When Calhoun County voters elected two newcomers to the Calhoun Port Authority board – a rare ousting of incumbents from a formerly obscure public office – they sent a loud and clear message: Enough of this. We want transparency.

Luis De La Garza and Jasper “Jay” Cuellar, who entered the race largely in response to revelations about misdeeds behind closed doors, seemed ready to deliver. Recently, however, the board took a step in the direction of less transparency, not more. At the end of July, the board announced that it would no longer email agendas to its mailing list ahead of meetings.

To be fair, the decision is legal: The port board will continue to post agendas at the Calhoun County courthouse as required by law, as well as on the port’s website. And it’s far from the shadiest thing the port board has done – although past leadership didn’t set that bar too high when they secretly hired a disgraced former congressman.

Nevertheless, the decision is a blow to transparency and deserves closer scrutiny. Under the old system, all of the entities on the board’s mailing list – a collection of more than 30 businesses, media outlets and concerned citizens – could be sure that they would be notified of a meeting called outside of the board’s regular schedule. Now, the only way they would know about it is if they happened to check the court’s website or wander into the county courthouse – not something most of us do on a regular basis.

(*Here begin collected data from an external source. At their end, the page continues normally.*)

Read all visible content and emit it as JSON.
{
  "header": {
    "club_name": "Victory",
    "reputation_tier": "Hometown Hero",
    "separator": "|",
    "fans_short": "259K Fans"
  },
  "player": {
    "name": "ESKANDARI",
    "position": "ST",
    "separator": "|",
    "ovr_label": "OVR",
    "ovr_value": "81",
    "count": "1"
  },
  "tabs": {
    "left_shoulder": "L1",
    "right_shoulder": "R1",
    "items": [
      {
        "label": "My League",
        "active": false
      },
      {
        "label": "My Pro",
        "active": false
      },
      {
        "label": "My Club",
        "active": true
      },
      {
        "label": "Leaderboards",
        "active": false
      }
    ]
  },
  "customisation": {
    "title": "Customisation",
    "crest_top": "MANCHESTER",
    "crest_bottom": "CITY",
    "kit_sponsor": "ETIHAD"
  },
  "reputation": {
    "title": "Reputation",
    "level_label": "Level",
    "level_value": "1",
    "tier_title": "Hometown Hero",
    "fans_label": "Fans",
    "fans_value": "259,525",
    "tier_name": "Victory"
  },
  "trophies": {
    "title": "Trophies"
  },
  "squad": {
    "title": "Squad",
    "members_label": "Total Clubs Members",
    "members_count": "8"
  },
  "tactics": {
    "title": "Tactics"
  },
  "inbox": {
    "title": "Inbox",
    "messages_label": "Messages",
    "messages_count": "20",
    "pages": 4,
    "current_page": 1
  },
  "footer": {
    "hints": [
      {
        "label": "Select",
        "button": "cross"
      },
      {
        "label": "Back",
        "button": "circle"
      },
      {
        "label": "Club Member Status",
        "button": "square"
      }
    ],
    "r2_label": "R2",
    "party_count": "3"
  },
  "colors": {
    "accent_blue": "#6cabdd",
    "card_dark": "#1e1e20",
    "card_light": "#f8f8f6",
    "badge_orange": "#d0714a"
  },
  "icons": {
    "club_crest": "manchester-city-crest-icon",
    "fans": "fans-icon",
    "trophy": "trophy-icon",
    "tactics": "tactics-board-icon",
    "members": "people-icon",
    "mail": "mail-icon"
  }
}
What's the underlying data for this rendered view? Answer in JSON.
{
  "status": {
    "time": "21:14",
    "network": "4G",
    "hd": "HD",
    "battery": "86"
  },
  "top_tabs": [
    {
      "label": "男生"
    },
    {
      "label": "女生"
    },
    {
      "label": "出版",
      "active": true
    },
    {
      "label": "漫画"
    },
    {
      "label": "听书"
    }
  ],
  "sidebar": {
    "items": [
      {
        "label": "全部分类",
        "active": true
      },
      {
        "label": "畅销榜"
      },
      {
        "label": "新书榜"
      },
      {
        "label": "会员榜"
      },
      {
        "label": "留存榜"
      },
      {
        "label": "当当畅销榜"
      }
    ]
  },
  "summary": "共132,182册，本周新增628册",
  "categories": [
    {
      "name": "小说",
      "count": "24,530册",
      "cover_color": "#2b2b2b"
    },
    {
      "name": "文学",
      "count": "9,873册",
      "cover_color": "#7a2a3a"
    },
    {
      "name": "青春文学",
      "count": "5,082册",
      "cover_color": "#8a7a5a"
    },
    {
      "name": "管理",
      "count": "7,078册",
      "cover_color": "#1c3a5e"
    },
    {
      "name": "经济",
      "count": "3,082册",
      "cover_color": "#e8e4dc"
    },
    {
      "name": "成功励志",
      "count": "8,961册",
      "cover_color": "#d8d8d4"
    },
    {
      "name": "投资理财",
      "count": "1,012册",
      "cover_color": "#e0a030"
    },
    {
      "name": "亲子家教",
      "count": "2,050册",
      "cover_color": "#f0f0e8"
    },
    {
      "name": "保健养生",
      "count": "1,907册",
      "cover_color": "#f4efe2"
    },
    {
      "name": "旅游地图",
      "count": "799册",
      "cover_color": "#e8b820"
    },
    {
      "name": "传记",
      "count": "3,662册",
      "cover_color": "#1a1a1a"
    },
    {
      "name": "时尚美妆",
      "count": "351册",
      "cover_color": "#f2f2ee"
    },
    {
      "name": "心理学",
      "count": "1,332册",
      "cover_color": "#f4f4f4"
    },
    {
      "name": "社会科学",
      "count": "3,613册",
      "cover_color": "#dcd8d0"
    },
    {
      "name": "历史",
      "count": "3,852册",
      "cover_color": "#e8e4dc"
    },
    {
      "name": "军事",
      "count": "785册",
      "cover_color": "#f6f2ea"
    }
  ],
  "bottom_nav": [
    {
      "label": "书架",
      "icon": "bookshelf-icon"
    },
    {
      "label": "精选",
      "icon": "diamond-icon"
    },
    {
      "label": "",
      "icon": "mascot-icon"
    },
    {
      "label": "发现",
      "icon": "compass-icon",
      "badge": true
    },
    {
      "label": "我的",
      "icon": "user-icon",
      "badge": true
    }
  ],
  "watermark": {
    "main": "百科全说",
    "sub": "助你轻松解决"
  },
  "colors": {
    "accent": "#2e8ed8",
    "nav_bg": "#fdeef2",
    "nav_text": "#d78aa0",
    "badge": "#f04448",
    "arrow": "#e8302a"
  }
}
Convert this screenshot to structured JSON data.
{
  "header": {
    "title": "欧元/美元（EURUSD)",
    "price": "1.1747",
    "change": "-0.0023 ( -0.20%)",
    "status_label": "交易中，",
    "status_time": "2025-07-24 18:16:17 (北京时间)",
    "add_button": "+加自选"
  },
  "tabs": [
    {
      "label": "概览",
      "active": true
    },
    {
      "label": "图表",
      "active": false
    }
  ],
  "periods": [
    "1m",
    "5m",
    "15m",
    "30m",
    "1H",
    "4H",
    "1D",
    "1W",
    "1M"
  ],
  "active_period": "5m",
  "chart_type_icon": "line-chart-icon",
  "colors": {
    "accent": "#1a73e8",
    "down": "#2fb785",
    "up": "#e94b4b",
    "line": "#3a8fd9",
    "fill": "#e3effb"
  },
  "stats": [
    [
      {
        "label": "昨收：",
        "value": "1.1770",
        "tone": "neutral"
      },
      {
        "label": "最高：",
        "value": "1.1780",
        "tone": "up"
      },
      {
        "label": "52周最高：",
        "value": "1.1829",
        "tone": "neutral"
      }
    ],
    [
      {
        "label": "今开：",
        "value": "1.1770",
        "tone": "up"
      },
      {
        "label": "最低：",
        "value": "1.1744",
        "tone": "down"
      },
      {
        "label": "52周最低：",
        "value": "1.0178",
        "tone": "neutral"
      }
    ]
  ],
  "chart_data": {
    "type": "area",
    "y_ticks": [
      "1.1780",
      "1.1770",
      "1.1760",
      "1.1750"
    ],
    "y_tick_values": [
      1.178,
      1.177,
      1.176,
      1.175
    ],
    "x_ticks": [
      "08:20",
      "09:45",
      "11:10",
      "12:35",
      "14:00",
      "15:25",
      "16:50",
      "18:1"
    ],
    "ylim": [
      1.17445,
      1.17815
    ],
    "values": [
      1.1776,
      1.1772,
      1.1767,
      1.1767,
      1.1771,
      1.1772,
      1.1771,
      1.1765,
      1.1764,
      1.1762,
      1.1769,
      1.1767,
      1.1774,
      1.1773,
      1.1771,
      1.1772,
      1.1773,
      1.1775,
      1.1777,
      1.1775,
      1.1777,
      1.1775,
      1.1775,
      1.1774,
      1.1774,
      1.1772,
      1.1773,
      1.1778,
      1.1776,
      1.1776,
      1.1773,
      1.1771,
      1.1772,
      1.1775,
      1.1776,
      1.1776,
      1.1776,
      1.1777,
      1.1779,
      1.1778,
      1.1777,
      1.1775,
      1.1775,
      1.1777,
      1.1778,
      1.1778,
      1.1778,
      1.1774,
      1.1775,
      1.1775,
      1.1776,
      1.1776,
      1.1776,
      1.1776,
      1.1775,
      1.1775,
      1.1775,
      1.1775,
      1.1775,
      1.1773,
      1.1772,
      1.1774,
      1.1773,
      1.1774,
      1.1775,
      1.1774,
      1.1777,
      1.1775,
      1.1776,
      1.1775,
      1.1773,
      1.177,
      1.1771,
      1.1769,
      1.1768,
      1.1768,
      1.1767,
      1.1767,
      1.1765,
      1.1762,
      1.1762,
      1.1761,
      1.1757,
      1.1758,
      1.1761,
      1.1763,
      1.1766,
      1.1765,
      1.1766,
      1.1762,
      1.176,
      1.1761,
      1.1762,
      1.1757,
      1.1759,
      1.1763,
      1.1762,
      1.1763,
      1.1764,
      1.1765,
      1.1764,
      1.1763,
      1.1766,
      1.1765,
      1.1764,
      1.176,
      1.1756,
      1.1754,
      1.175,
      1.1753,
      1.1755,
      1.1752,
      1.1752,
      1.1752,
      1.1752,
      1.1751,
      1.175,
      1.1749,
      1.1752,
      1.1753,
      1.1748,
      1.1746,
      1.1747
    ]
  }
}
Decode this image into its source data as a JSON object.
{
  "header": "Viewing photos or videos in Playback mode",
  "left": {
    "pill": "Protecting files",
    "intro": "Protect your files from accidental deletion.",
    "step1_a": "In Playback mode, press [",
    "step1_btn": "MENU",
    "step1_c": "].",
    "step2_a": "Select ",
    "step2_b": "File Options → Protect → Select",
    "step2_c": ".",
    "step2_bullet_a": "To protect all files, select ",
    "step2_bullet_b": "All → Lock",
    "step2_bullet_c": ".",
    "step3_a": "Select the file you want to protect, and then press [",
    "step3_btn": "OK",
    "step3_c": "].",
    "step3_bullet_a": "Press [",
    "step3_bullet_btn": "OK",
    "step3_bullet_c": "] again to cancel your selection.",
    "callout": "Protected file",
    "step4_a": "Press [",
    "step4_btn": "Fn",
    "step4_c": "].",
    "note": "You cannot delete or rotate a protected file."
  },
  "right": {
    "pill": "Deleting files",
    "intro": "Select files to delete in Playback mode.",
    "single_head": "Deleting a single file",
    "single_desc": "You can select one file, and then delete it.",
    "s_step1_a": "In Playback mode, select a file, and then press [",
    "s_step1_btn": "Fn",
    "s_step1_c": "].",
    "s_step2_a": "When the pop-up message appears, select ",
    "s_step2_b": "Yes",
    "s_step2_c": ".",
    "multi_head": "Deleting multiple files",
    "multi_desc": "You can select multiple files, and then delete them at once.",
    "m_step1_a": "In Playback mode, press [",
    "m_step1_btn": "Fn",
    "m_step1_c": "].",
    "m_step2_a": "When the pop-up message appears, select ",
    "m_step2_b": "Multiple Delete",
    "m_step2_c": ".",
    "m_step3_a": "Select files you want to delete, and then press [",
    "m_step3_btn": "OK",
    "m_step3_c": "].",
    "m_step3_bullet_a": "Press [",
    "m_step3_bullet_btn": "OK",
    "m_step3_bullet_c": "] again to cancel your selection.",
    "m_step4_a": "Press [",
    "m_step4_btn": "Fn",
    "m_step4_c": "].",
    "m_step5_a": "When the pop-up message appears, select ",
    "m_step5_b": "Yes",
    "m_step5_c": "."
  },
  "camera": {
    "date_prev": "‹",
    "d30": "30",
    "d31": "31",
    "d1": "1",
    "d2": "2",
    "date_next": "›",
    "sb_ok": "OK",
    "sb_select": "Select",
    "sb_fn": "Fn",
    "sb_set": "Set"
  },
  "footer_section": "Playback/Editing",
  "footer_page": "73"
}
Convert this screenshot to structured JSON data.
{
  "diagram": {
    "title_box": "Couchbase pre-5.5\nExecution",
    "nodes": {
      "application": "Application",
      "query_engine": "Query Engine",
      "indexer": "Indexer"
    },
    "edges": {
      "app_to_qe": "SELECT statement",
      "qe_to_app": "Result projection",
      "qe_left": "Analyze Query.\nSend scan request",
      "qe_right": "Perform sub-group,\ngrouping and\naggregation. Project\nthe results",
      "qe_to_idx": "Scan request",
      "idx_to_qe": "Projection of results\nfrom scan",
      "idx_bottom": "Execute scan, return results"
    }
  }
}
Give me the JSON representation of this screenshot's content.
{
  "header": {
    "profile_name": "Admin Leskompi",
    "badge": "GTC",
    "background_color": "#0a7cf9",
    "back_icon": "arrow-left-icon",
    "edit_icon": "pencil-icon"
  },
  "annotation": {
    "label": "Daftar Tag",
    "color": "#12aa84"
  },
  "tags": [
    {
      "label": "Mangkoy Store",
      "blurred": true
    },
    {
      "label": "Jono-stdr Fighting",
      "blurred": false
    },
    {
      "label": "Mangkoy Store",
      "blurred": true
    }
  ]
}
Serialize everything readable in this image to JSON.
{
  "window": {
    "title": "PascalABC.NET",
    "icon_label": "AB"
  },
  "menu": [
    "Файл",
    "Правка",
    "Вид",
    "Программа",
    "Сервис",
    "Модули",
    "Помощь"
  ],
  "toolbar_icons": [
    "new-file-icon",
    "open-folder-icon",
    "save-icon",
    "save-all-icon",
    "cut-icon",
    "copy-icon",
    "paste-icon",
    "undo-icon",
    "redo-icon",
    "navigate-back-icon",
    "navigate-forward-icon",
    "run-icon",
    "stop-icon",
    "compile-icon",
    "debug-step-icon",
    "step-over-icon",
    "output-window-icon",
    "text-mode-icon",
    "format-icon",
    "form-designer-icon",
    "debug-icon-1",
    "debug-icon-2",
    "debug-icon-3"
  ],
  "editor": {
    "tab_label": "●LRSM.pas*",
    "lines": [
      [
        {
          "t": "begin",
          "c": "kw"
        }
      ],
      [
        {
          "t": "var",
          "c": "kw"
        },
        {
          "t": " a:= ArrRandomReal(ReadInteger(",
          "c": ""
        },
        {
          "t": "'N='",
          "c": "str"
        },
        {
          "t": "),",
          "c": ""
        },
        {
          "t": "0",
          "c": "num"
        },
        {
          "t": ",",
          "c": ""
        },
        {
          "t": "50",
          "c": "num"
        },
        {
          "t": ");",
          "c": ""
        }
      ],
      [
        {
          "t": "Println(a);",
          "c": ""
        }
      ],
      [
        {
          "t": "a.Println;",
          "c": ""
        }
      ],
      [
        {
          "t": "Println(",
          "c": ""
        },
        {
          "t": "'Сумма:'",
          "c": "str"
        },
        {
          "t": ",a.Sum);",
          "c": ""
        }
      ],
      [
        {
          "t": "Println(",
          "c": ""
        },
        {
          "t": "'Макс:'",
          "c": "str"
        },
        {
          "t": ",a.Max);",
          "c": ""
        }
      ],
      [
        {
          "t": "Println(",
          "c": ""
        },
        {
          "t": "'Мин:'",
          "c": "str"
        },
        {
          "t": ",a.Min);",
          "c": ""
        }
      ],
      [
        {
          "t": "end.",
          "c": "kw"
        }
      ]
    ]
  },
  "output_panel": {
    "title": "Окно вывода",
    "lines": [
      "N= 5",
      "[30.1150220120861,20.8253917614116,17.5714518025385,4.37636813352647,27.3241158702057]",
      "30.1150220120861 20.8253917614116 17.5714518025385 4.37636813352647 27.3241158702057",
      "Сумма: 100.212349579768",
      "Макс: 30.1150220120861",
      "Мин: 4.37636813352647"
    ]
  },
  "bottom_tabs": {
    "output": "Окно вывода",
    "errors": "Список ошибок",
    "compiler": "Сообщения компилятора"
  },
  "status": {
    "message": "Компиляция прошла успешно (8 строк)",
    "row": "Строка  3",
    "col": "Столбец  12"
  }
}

Transparency is more than a campaign slogan or a one-time choice. It’s a commitment that has to be renewed every day by leaders’ decisions.

The board has already agreed to revisit the matter of emails at a future meeting. We encourage these elected officials to bring back the email notifications, which cost nothing and keep the port authority’s door (and its meetings) open to its constituency.

The port authority’s new policy may follow the letter of the law, but it doesn’t fit the spirit of the Texas Open Meetings Act. After a long era of secrecy and deception, the board must commit to transparency if it hopes to regain the public’s trust.

This opinion reflects the views of the Victoria Advocate’s editorial board.